Algorithmic Policymaking: The Way Out of COVID-19?

As “The Great Lockdown” runs its course; economic collapse has ensued. This is certainly a crisis like no other, and developing and developed countries alike face concurrent crises: a health crisis, a financial crisis, and a collapse in commodity prices. The sheer magnitude of collapse is a once-in-a-lifetime experience. Consequently, there is considerable uncertainty about what the economic environment will look like once the pandemic has subdued. Policymakers simply haven’t seen anything like this in living memory.

But there is hope.
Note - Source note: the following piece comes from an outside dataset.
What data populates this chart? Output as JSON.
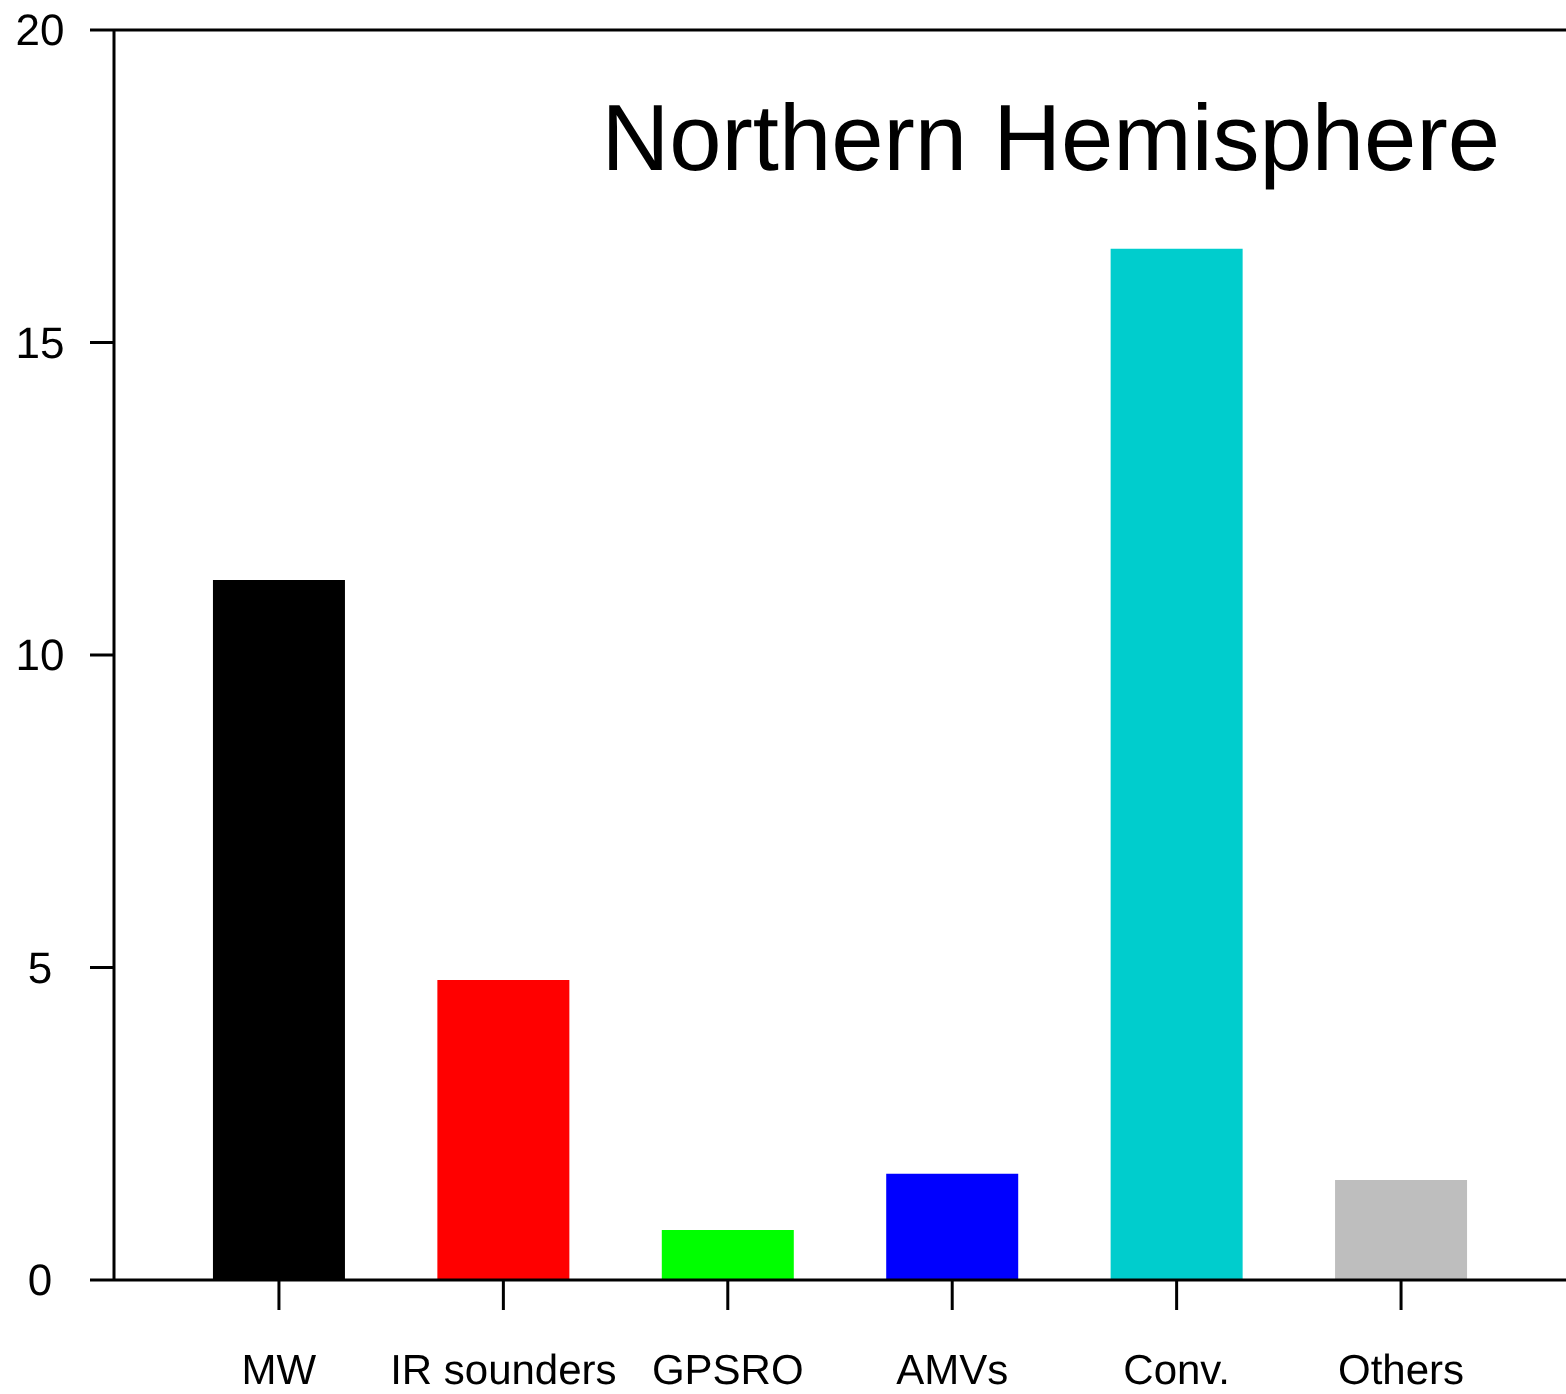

In late April, researchers from Harvard University and Salesforce unveiled the “AI Economist.” In their own words, the AI Economist is

“a new line of research that studies how to improve economic design using AI with the goal of optimizing productivity and social equality for everyone. This new AI framework is designed to simulate millions of years of economies – in parallel – to help economists, governments, and others design tax policies that optimize social outcomes in the real world.”
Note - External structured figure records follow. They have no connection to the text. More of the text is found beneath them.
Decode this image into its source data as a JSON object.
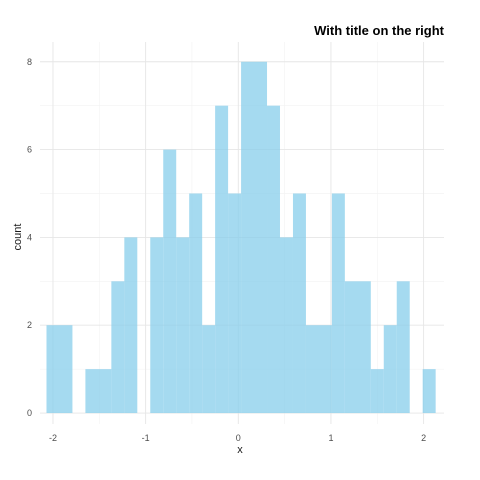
{
  "chart_data": {
    "type": "bar",
    "title": "With title on the right",
    "xlabel": "x",
    "ylabel": "count",
    "xlim": [
      -2.14,
      2.22
    ],
    "ylim": [
      -0.25,
      8.45
    ],
    "x_ticks": [
      -2,
      -1,
      0,
      1,
      2
    ],
    "x_tick_labels": [
      "-2",
      "-1",
      "0",
      "1",
      "2"
    ],
    "y_ticks": [
      0,
      2,
      4,
      6,
      8
    ],
    "y_tick_labels": [
      "0",
      "2",
      "4",
      "6",
      "8"
    ],
    "grid": true,
    "bar_color": "#87CEEB",
    "bins": [
      {
        "x_start": -2.07,
        "x_end": -1.79,
        "count": 2
      },
      {
        "x_start": -1.65,
        "x_end": -1.37,
        "count": 1
      },
      {
        "x_start": -1.37,
        "x_end": -1.23,
        "count": 3
      },
      {
        "x_start": -1.23,
        "x_end": -1.09,
        "count": 4
      },
      {
        "x_start": -0.95,
        "x_end": -0.81,
        "count": 4
      },
      {
        "x_start": -0.81,
        "x_end": -0.67,
        "count": 6
      },
      {
        "x_start": -0.67,
        "x_end": -0.53,
        "count": 4
      },
      {
        "x_start": -0.53,
        "x_end": -0.39,
        "count": 5
      },
      {
        "x_start": -0.39,
        "x_end": -0.25,
        "count": 2
      },
      {
        "x_start": -0.25,
        "x_end": -0.11,
        "count": 7
      },
      {
        "x_start": -0.11,
        "x_end": 0.03,
        "count": 5
      },
      {
        "x_start": 0.03,
        "x_end": 0.31,
        "count": 8
      },
      {
        "x_start": 0.31,
        "x_end": 0.45,
        "count": 7
      },
      {
        "x_start": 0.45,
        "x_end": 0.59,
        "count": 4
      },
      {
        "x_start": 0.59,
        "x_end": 0.73,
        "count": 5
      },
      {
        "x_start": 0.73,
        "x_end": 1.01,
        "count": 2
      },
      {
        "x_start": 1.01,
        "x_end": 1.15,
        "count": 5
      },
      {
        "x_start": 1.15,
        "x_end": 1.43,
        "count": 3
      },
      {
        "x_start": 1.43,
        "x_end": 1.57,
        "count": 1
      },
      {
        "x_start": 1.57,
        "x_end": 1.71,
        "count": 2
      },
      {
        "x_start": 1.71,
        "x_end": 1.85,
        "count": 3
      },
      {
        "x_start": 1.99,
        "x_end": 2.13,
        "count": 1
      }
    ]
  }
}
See how Salesforce Research is using AI to drive positive, social change, with the AI Economist.

The AI Economist is data-driven: it uses reinforcement-learning (RL) to model millions of interactions between different economic actors. So-called “rational agent programs” are trained on historical data, and then given an objective to achieve. Google’s folly with AlphaGo in 2016 proved to be wildly successful, as the computer system clinched a 4-1 victory over a South Korean Go grandmaster. Clearly, there is considerable potential for the technology.  
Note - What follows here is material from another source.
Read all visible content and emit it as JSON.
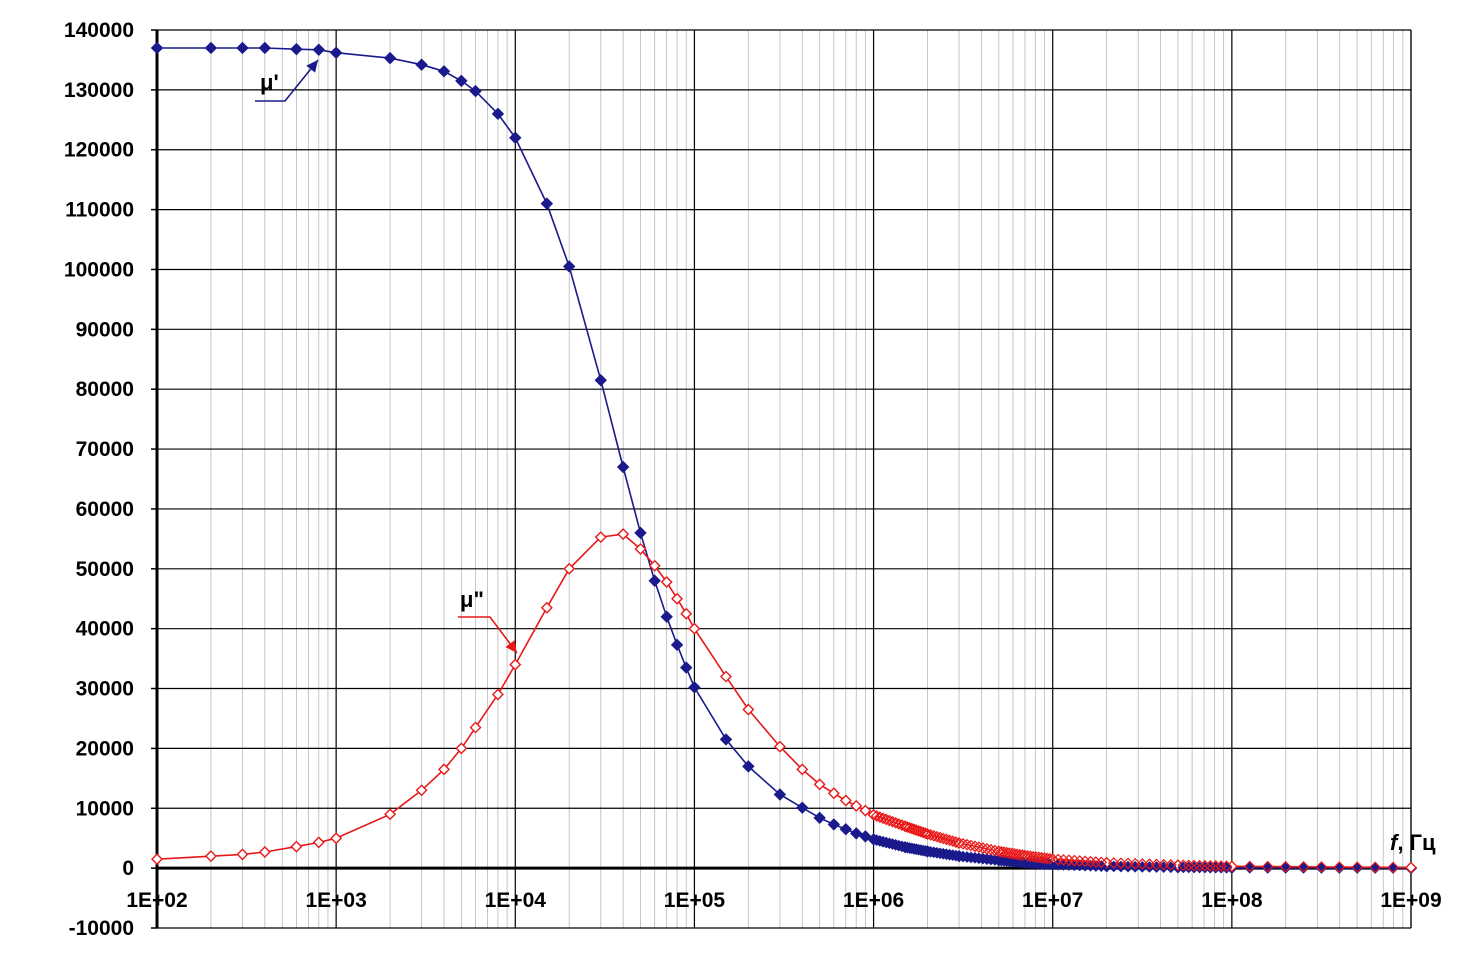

Algorithmic economics is nothing new. Amazon has been using it for years to set prices by modeling auction behaviour. But the AI Economist proves to be the finest mallet in the policymaker’s toolbox during this pandemic – as it allows policymakers to test proposals in a dynamic environment. The team hopes that the AI Economist could simulate the impact of universal basic income, environmental regulations, and fiscal stimulus measures. Such simulations could prove to be invaluable during a downturn, where policy changes can be particularly sensitive and rash.

Salesforce has admitted that the model isn’t “realistic enough at this point.” It does not model many real-world factors - such as inherited wealth, voluntary work, and the ability to set up a company. It is also difficult to model irrationality. Richard Socher, Salesforce’s chief scientist, admits that “AI agents are hyper-rational. But people are not always super-rational. Jamaica is happier than Germany even if the objective measures would suggest otherwise.” After all, economics is not easily predictable nor can it be approached from a scientific perspective. Its interactions are massively complex.

Tread carefully, say some. Historical data sets do not reflect marginalized members of society and can succumb to partisan political abuse. But it is irrefutably a step in the right direction. Whilst the AI Economist might not be ready to lead us out of the current downturn; it certainly keeps us hopeful for the future.